In addition to the core Flip Flop Dress pattern, I’m also sharing some of the variations for the dress! Initially, ALL of these pieces and techniques were included in the full pattern, but my testers reported back to me that it made the pattern bulky and unwieldy to work with. I envisioned it as a choose your own adventure-type document, but there are just so many variations that it was a huge number of pages and hard to follow, particularly for folks who have less experience working with a sewing pattern.
I totally agree with them. Sometimes, I want more to be more. My goal, though, isn’t to make the end-all-be-all dress pattern for girls–it’s to design a pattern that’s a pleasure to sew and a joy to share. Reducing the overall scope of the core pattern was the best means to do that, and to create a pattern you’d love to work with.

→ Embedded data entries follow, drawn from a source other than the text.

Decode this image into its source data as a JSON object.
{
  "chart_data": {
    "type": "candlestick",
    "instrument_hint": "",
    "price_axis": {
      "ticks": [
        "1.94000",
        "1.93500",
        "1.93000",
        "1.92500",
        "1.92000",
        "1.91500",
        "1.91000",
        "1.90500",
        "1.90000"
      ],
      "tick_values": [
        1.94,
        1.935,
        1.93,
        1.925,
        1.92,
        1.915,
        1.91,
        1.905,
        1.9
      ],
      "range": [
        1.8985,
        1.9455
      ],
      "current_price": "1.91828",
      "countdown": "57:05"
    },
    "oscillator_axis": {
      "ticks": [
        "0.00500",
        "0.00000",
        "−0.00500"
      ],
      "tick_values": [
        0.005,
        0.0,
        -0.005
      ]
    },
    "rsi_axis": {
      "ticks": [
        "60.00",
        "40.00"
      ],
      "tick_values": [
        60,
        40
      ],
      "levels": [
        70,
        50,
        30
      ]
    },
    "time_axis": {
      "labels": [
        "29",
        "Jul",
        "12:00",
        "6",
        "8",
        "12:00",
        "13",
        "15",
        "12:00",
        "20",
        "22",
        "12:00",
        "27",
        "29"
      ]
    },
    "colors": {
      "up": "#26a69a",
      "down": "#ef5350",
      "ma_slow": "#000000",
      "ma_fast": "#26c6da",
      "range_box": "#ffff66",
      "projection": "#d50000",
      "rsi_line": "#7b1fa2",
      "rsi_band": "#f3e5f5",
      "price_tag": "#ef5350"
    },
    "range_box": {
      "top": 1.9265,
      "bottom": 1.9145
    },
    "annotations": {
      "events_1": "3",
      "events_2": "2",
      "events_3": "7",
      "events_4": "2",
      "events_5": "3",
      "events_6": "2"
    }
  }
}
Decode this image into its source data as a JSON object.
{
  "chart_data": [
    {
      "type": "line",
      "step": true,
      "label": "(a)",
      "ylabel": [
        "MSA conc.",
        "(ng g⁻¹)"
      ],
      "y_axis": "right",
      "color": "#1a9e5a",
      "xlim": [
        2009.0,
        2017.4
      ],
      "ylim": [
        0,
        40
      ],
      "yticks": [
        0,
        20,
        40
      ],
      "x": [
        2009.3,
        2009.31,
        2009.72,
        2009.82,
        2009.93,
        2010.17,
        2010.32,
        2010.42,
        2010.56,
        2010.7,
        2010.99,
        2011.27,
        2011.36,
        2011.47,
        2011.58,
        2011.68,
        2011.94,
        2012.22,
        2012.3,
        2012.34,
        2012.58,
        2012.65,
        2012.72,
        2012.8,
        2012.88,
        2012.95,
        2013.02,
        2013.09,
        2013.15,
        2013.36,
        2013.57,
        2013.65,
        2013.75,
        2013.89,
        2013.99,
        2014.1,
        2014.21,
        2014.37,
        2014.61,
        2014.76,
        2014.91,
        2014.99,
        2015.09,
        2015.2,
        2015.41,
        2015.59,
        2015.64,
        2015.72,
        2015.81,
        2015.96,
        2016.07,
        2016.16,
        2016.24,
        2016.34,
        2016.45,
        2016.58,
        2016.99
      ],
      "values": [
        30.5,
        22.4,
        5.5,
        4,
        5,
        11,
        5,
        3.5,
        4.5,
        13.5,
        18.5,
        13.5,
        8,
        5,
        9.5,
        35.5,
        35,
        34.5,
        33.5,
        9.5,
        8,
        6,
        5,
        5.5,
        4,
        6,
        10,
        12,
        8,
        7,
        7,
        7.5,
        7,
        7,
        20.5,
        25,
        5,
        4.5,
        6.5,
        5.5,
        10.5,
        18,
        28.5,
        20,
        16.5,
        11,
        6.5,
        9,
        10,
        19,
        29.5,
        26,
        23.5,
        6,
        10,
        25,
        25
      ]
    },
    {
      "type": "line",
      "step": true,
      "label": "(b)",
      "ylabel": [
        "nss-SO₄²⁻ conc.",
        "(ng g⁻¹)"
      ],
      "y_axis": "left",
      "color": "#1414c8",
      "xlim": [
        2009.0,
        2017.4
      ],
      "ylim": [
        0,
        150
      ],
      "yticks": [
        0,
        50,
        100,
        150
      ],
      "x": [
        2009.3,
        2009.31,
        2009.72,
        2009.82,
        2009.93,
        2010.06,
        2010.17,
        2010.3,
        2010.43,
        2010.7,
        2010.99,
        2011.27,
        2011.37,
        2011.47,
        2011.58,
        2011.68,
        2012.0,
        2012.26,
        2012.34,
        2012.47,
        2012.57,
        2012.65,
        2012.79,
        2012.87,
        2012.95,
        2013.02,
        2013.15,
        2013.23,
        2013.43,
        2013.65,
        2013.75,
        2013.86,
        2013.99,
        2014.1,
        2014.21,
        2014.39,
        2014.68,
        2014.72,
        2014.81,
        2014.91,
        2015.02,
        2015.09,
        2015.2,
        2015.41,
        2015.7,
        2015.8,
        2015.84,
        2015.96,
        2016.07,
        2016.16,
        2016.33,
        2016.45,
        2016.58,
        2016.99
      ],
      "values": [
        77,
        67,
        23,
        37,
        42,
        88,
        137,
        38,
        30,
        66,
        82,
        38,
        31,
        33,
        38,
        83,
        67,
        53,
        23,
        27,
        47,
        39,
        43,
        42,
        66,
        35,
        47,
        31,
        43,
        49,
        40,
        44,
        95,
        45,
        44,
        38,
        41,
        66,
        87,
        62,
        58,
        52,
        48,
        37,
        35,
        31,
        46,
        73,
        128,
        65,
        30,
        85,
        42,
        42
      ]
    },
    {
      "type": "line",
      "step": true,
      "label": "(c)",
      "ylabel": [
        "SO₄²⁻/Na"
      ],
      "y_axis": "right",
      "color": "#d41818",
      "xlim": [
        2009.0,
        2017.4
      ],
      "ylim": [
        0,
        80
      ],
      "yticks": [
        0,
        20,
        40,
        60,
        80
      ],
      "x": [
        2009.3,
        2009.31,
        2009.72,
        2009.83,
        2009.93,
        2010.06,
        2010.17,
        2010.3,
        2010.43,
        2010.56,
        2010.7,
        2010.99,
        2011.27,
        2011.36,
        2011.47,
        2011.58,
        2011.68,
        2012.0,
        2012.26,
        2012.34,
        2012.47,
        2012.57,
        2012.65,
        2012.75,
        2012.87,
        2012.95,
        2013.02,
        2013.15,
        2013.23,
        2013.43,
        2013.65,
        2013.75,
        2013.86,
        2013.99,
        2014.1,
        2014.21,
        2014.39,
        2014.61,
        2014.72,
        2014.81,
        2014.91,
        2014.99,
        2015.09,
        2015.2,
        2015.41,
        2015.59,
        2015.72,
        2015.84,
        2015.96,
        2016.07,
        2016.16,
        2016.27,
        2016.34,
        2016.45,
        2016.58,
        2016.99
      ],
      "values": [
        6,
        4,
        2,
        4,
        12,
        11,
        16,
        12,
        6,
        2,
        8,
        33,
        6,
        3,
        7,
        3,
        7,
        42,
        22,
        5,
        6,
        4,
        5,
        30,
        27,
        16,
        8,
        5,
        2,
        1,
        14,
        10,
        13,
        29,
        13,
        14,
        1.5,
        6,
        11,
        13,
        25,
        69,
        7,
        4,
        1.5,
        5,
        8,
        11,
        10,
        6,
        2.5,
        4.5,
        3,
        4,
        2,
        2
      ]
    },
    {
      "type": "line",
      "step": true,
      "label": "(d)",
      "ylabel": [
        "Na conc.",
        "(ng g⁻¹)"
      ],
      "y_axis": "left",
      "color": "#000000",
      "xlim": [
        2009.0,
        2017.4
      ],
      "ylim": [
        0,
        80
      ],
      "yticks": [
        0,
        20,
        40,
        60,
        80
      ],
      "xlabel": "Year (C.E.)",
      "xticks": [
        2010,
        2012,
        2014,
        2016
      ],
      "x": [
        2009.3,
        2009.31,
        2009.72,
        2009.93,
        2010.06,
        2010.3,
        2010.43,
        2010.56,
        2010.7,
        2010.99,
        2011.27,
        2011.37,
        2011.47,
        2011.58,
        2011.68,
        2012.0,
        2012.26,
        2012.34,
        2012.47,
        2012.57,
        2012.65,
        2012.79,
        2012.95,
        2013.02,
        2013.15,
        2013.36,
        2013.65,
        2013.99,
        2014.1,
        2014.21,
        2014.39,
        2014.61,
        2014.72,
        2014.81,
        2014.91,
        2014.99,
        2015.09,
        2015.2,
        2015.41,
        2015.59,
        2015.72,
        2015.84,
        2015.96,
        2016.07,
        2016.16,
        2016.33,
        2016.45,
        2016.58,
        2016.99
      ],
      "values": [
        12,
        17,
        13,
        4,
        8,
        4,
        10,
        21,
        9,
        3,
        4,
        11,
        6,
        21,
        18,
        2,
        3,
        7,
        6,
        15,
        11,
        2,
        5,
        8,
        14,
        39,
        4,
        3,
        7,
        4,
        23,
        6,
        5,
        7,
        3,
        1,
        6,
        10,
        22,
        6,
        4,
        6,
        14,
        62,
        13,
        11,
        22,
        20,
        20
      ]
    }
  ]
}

All those other options were so great, though! Rather than leaving them on the sewing room floor, I’ve decided to offer each one on the blog as a FREE download. Some of these variations are additional pattern pieces, and others are alternate techniques that I’ll share through tutorials–and printable PDFs to add to your pattern file.
Making this dress with an unlined bodice wasn’t my first instinct–because generally, I prefer lining to almost any other finishing technique. (It’s so simple!) Once I started sewing samples, though, I desperately wanted to make a double-gauze version–this one is made with Cotton + Steel double gauze from Pink Castle Fabrics.
Making the dress unlined changes only that: the lining. All the other options and elements can still be included! This version even has a Velcro closure–even simpler than buttons, and great for teaching the littlest ones to dress themselves!
I’ve made the unlined version sleeveless, with the cap sleeves, and with the long sleeves. In most fabrics, I would still argue that the lined version is easier and cleaner–but with the double gauze, for example, lining the bodice didn’t make sense. Part of the point of double gauze is its soft breathability, and I felt like I would lose that by adding a lining. Making the dress unlined kept it light and summery and easy to wear. I suspect if you wanted to sew this dress as a school uniform from a particularly bulky fabric, you might be able to make it unlined for less weight.
It probably wouldn’t have killed me to iron this one, but it was straight out of the dryer–another dress that my girl wears every SINGLE time it’s clean. I can’t make the washer go fast enough for her. A full step-by-step tutorial here on the blog–complete with printable PDF–will show you how to replace the lining and make an unlined bodice, including a simpler finish for the waistline seam that can apply to any version of the dress you make.
My favorite of all the extras is the 3/4 length sleeve with cuff. Good night, how cute is this look!! I love the shape and the versatility of this sleeve.
With a sleeveless version, you have the option of wearing the dress over a tee shirt or blouse as a jumper, but with the longer sleeve with the cuff, the dress really stands out and is so dear.
The shape of the sleeve makes me all fuzzy inside, with the slight bell shaping at the cuff.
There are no buttons or closures on the cuff, so it’s a quick sew that makes a stand-0ut variation of this style. It has a flat (not puffed) sleeve cap so it’s clean and classic, even for girls who don’t love wearing dresses.
Finally, as I was working, I dreamed up an alternate collar, one that my mom liked to include in her collections when she was still manufacturing the earliest incarnation of this design. Instead of a Peter Pan, this one is a pointed collar that can work with either the button front or the button back versions of the dress. It feels a little more dress to me than the Peter Pan collar, and can be done in a contrasting fabric for a sweet pop of color.
Each of these extra little freebies will be available after the release of the basic pattern! I’m virtually ITCHING to see all the versions you come up with, and can’t wait to see photos of your finished projects. Believe it or not, back to school is nearly here–and this is such a fabulous design for making a good first impression!